Education is not the answer. People should not be expected to be pension, longevity and investment experts. But this is exactly what the current DC system requires them to be. Any system which requires everyone to be an expert to understand it and then asks everyone to make decisions which even experts struggle to answer, is intrinsically flawed.
Asking a population to pay individually for financial advice is not the answer either. Most people will not pay for advice because they don’t know if it is worth paying for. They perceive that the interests of their advisor may not align with their own.

Neither may the funds and products they are investing in be run in their interests either. The objectives of the funds they can invest in are to achieve some target level of return, with a risk rating or warning attached. How can the average pension saver interpret this when their goal is to have enough money to live on in retirement?
Frankly, the pension system is exhausting for the person using it. It makes their brain hurt. They don’t understand what is meant by a pension. This isn’t surprising since the word “pension” can mean so many things. They don’t know what they should do. Why should they? The pensions system hasn’t been designed with their needs in mind. The questions they are asked just shouldn’t be asked of them.

Pivot to a new opportunity

The Pensions Scheme Act 2021 breathes life into Collective Defined Contribution (CDC) pension plans in the UK. These are a huge opportunity to offer most people what they want in retirement: a stable, lifelong income. Pensions actuaries should be jumping up and down in excitement at this opportunity.

CDC pension plans should be the future of UK pensions. They can look like the very popular DB schemes. Members pay contributions and receive an income in retirement. No decisions are required by the members. This is a good thing.
CDC pension plans will have the objective of delivering a target level of retirement income. This is another good thing, since it aligns the aim of the pension plan with the members’ needs. Of course, the income paid to retirees is likely to change, so continual communication of this fact in a meaningful way to a CDC plan’s members is critical. However, the fluctuations in income are unlikely to be as large as under income drawdown. This is due to the pooling longevity risk within a CDC; pooling delivers an enormous financial benefit and risk reduction for individual members.

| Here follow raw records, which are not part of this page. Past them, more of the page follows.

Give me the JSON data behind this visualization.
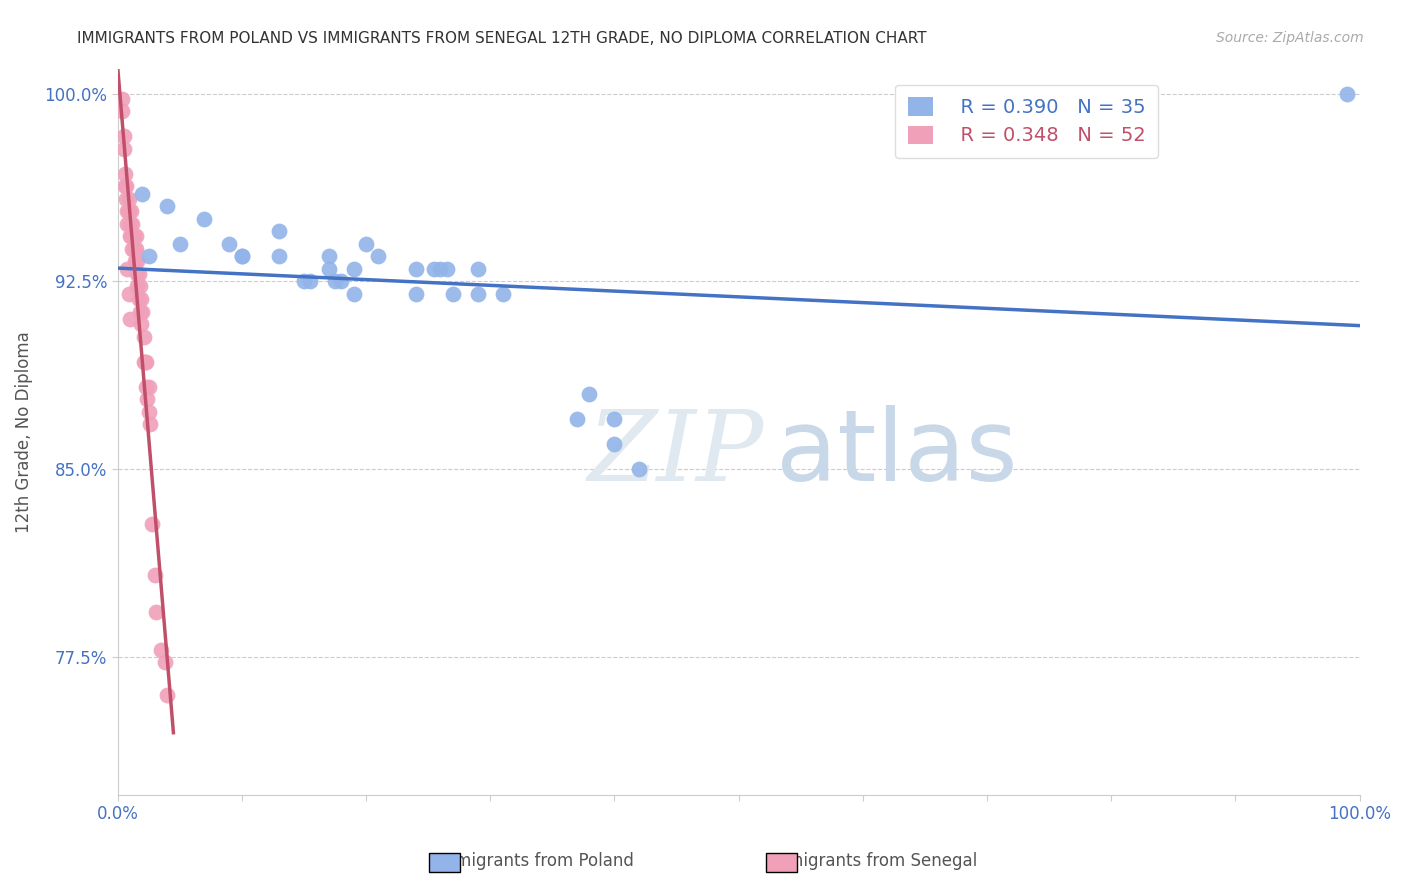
{
  "title": "IMMIGRANTS FROM POLAND VS IMMIGRANTS FROM SENEGAL 12TH GRADE, NO DIPLOMA CORRELATION CHART",
  "source": "Source: ZipAtlas.com",
  "ylabel": "12th Grade, No Diploma",
  "xlim": [
    0,
    1
  ],
  "ylim": [
    0.72,
    1.01
  ],
  "yticks": [
    0.775,
    0.85,
    0.925,
    1.0
  ],
  "ytick_labels": [
    "77.5%",
    "85.0%",
    "92.5%",
    "100.0%"
  ],
  "xticks": [
    0.0,
    0.1,
    0.2,
    0.3,
    0.4,
    0.5,
    0.6,
    0.7,
    0.8,
    0.9,
    1.0
  ],
  "xtick_labels": [
    "0.0%",
    "",
    "",
    "",
    "",
    "",
    "",
    "",
    "",
    "",
    "100.0%"
  ],
  "legend_poland_r": "R = 0.390",
  "legend_poland_n": "N = 35",
  "legend_senegal_r": "R = 0.348",
  "legend_senegal_n": "N = 52",
  "color_poland": "#92b4e8",
  "color_senegal": "#f0a0b8",
  "color_line_poland": "#4472c4",
  "color_line_senegal": "#c0506a",
  "color_axis_labels": "#4472c4",
  "watermark_zip": "ZIP",
  "watermark_atlas": "atlas",
  "poland_x": [
    0.02,
    0.025,
    0.04,
    0.05,
    0.07,
    0.09,
    0.1,
    0.1,
    0.13,
    0.13,
    0.15,
    0.155,
    0.17,
    0.17,
    0.175,
    0.18,
    0.19,
    0.19,
    0.2,
    0.21,
    0.24,
    0.24,
    0.255,
    0.26,
    0.265,
    0.27,
    0.29,
    0.29,
    0.31,
    0.37,
    0.38,
    0.4,
    0.4,
    0.99,
    0.42
  ],
  "poland_y": [
    0.96,
    0.935,
    0.955,
    0.94,
    0.95,
    0.94,
    0.935,
    0.935,
    0.935,
    0.945,
    0.925,
    0.925,
    0.935,
    0.93,
    0.925,
    0.925,
    0.93,
    0.92,
    0.94,
    0.935,
    0.93,
    0.92,
    0.93,
    0.93,
    0.93,
    0.92,
    0.93,
    0.92,
    0.92,
    0.87,
    0.88,
    0.87,
    0.86,
    1.0,
    0.85
  ],
  "senegal_x": [
    0.004,
    0.004,
    0.005,
    0.005,
    0.006,
    0.006,
    0.007,
    0.007,
    0.008,
    0.008,
    0.009,
    0.009,
    0.01,
    0.01,
    0.011,
    0.011,
    0.012,
    0.012,
    0.013,
    0.013,
    0.014,
    0.014,
    0.015,
    0.015,
    0.016,
    0.016,
    0.016,
    0.017,
    0.017,
    0.018,
    0.018,
    0.019,
    0.019,
    0.02,
    0.021,
    0.021,
    0.022,
    0.023,
    0.023,
    0.024,
    0.025,
    0.025,
    0.026,
    0.028,
    0.03,
    0.031,
    0.035,
    0.038,
    0.04,
    0.008,
    0.009,
    0.01
  ],
  "senegal_y": [
    0.998,
    0.993,
    0.978,
    0.983,
    0.968,
    0.963,
    0.958,
    0.963,
    0.953,
    0.948,
    0.958,
    0.953,
    0.948,
    0.943,
    0.953,
    0.943,
    0.948,
    0.938,
    0.943,
    0.938,
    0.938,
    0.933,
    0.943,
    0.938,
    0.928,
    0.923,
    0.933,
    0.928,
    0.918,
    0.923,
    0.913,
    0.918,
    0.908,
    0.913,
    0.903,
    0.893,
    0.893,
    0.883,
    0.893,
    0.878,
    0.883,
    0.873,
    0.868,
    0.828,
    0.808,
    0.793,
    0.778,
    0.773,
    0.76,
    0.93,
    0.92,
    0.91
  ]
}
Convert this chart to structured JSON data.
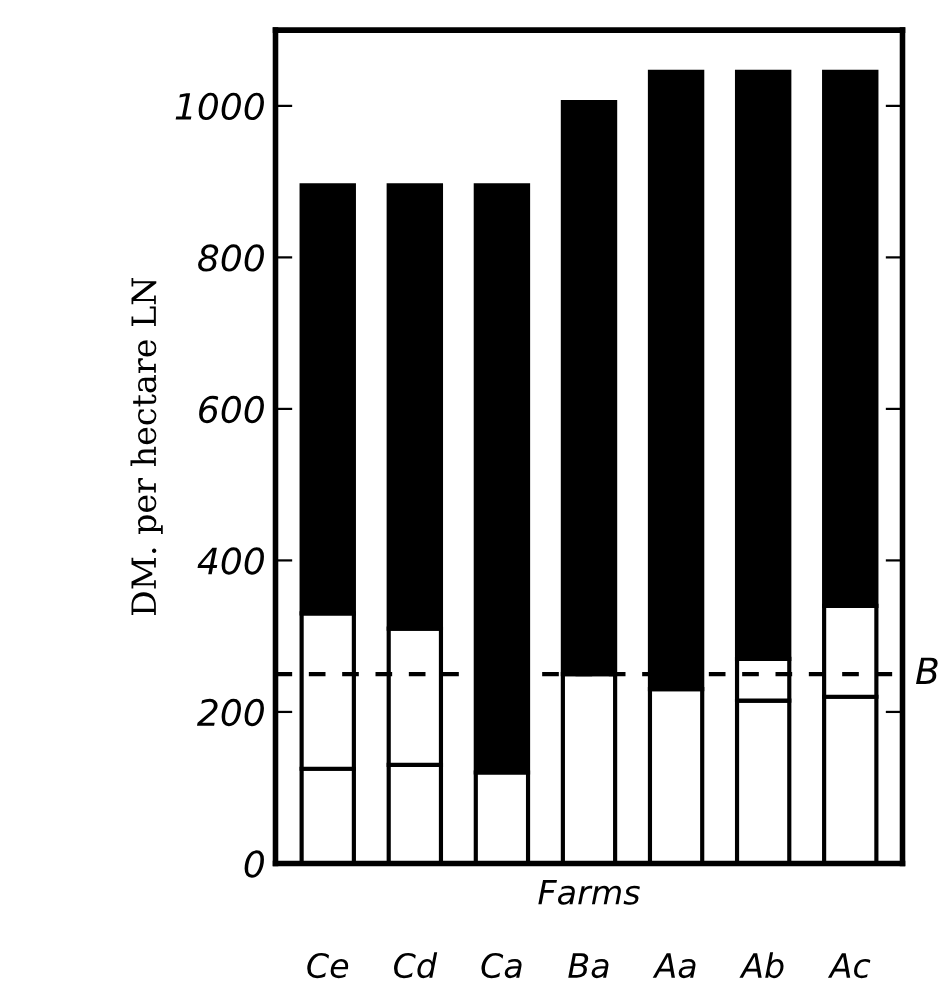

Since Elon Musk hasn’t yet turned his attention to the pensions industry, there is room for actuaries to step boldly into a new opportunity. Instead of seeing obstacles – whether a fear of finger-pointing or a fear of failure or a fear of something different – think about what the average person expects from a pension. Then “be more Musk“ and deliver it.

Dr Catherine Donnelly and her team will be studying CDC pension plans within the research programme ‘Minimising longevity and investment risk while optimising future pension plans’, which is funded by IFoA’s Actuarial Research Centre.